How did the Americans sustain the Revolution between 1776 and 1778?
Maintaining a fighting force was difficult for Americans from 1776 to 1778 due to lack of funding. It was the timely intervention of the French government after the Battle of Saratoga in October 1777 that eased the burden.
It had been anticipated that the states would all contribute a "fair share" of the cost of the war to Congress, but no states did. As a result, troops often seized supplies from farmers and also seized the estates of Loyalists. Those farmers who were not loyalists received I.O.U.'s in the form of "certificates of future payment" from the Continental Congress. There was still a financial crisis as a result of which both the Congress and the states printed paper money. The paper money issued by the Congress, so called "Continental Currency," was deemed so worthless that the phrase "not worth a continental" was often heard. By the winter of 1776-77 many soldiers deserted. Others who had served the term of their enlistment also left. The army was in dire straits, and was only saved when Congress offered a bounty of $20 and one hundred acres of western lands to any soldier who fought for the duration of the war, or three years, whichever came first.

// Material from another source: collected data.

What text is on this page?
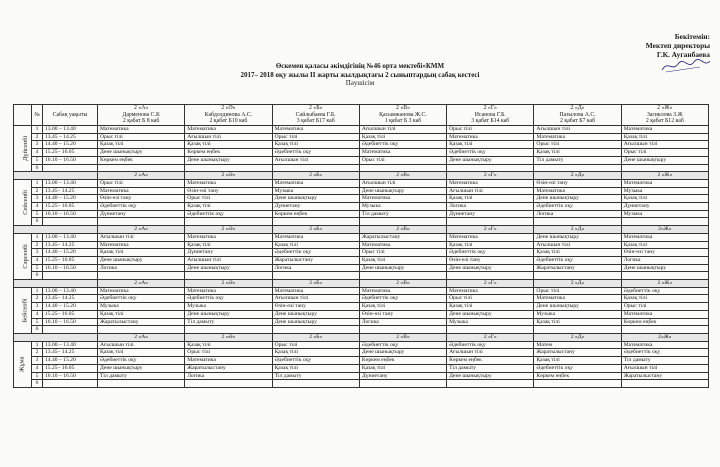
Бекітемін:
Мектеп директоры
Г.К. Ауганбаева
Өскемен қаласы әкімдігінің №46 орта мектебі»КММ
2017– 2018 оқу жылы II жарты жылдықтағы 2 сыныптардың сабақ кестесі
Пәушісім
	№	Сабақ уақыты	2 «А»
Дарменова С.К
2 қабат Б 8 каб	2 «Ә»
Кабдолдинова А.С.
2 қабат Б10 каб	2 «Б»
Сайлыбаева Г.Б.
3 қабат Б17 каб	2 «В»
Қасымжанова Ж.С.
1 қабат Б 3 каб	2 «Г»
Исанова Г.Б.
3 қабат Б14 каб	2 «Д»
Пазылова А.С.
2 қабат Б7 каб	2 «Ж»
Загиклова З.Ж
2 қабат Б12 каб

Дүйсенбі	1	13.00 – 13.40	Математика	Математика	Математика	Ағылшын тілі	Орыс тілі	Ағылшын тілі	Математика
	2	13.45 – 14.25	Орыс тілі	Ағылшын тілі	Орыс тілі	Қазақ тілі	Математика	Математика	Қазақ тілі
	3	14.40 – 15.20	Қазақ тілі	Қазақ тілі	Қазақ тілі	Әдебиеттік оқу	Қазақ тілі	Орыс тілі	Ағылшын тілі
	4	15.25– 16.05	Дене шынықтыру	Көркем еңбек	Әдебиеттік оқу	Математика	Әдебиеттік оқу	Қазақ тілі	Орыс тілі
	5	16.10 – 16.50	Көркем еңбек	Дене шынықтыру	Ағылшын тілі	Орыс тілі	Дене шынықтыру	Тіл дамыту	Дене шынықтыру
	6								
			2 «А»	2 «Ә»	2 «Б»	2 «В»	2 «Г»	2 «Д»	2 «Ж»
Сейсенбі	1	13.00 – 13.40	Орыс тілі	Математика	Математика	Ағылшын тілі	Математика	Өзін-өзі тану	Математика
	2	13.45– 14.25	Математика	Өзін-өзі тану	Музыка	Дене шынықтыру	Ағылшын тілі	Математика	Музыка
	3	14.40 – 15.20	Өзін-өзі тану	Орыс тілі	Дене шынықтыру	Математика	Қазақ тілі	Дене шынықтыру	Қазақ тілі
	4	15.25– 16.05	Әдебиеттік оқу	Қазақ тілі	Дүниетану	Музыка	Логика	Әдебиеттік оқу	Дүниетану
	5	16.10 – 16.50	Дүниетану	Әдебиеттік оқу	Көркем еңбек	Тіл дамыту	Дүниетану	Логика	Музыка
	6								
			2 «А»	2 «Ә»	2 «Б»	2 «В»	2 «Г»	2 «Д»	2«Ж»
Сәрсенбі	1	13.00 – 13.40	Ағылшын тілі	Математика	Математика	Жаратылыстану	Математика	Дене шынықтыру	Математика
	2	13.45– 14.25	Математика	Қазақ тілі	Қазақ тілі	Математика	Қазақ тілі	Ағылшын тілі	Қазақ тілі
	3	14.40 – 15.20	Қазақ тілі	Дүниетану	Әдебиеттік оқу	Орыс тілі	Әдебиеттік оқу	Қазақ тілі	Өзін-өзі тану
	4	15.25– 16.05	Дене шынықтыру	Ағылшын тілі	Жаратылыстану	Қазақ тілі	Өзін-өзі тану	Әдебиеттік оқу	Логика
	5	16.10 – 16.50	Логика	Дене шынықтыру	Логика	Дене шынықтыру	Дене шынықтыру	Жаратылыстану	Дене шынықтыру
	6								
			2 «А»	2 «Ә»	2 «Б»	2 «В»	2 «Г»	2 «Д»	2 «Ж»
Бейсенбі	1	13.00 – 13.40	Математика	Математика	Математика	Математика	Математика	Орыс тілі	Әдебиеттік оқу
	2	13.45– 14.25	Әдебиеттік оқу	Әдебиеттік оқу	Ағылшын тілі	Әдебиеттік оқу	Орыс тілі	Математика	Қазақ тілі
	3	14.40 – 15.20	Музыка	Музыка	Өзін-өзі тану	Қазақ тілі	Қазақ тілі	Дене шынықтыру	Орыс тілі
	4	15.25– 16.05	Қазақ тілі	Дене шынықтыру	Дене шынықтыру	Өзін-өзі тану	Дене шынықтыру	Музыка	Математика
	5	16.10 – 16.50	Жаратылыстану	Тіл дамыту	Дене шынықтыру	Логика	Музыка	Қазақ тілі	Көркем еңбек
	6								
			2 «А»	2 «Ә»	2 «Б»	2 «В»	2 «Г»	2 «Д»	2«Ж»
Жұма	1	13.00 – 13.40	Ағылшын тілі	Қазақ тілі	Орыс тілі	Әдебиеттік оқу	Әдебиеттік оқу	Матем	Математика
	2	13.45– 14.25	Қазақ тілі	Орыс тілі	Қазақ тілі	Дене шынықтыру	Ағылшын тілі	Жаратылыстану	Әдебиеттік оқу
	3	14.40 – 15.20	Әдебиеттік оқу	Математика	Әдебиеттік оқу	Көркем еңбек	Көркем еңбек	Қазақ тілі	Тіл дамыту
	4	15.25– 16.05	Дене шынықтыру	Жаратылыстану	Қазақ тілі	Қазақ тілі	Тіл дамыту	Әдебиеттік оқу	Ағылшын тілі
	5	16.10 – 16.50	Тіл дамыту	Логика	Тіл дамыту	Дүниетану	Дене шынықтыру	Көркем еңбек	Жаратылыстану
	6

At Saratoga, Gen. Horatio Gates defeated Gen Burgoyne, and the French then believed that the Americans could win the war. As a result, a Treaty of Amity and Commerce, and a Treaty of Alliance were signed which provided needed assistance to the American army. Following this, when Spain allied with France (but not America) and the Dutch came into the European war, the British Prime Minister, Lord North, knew that Britain could not win.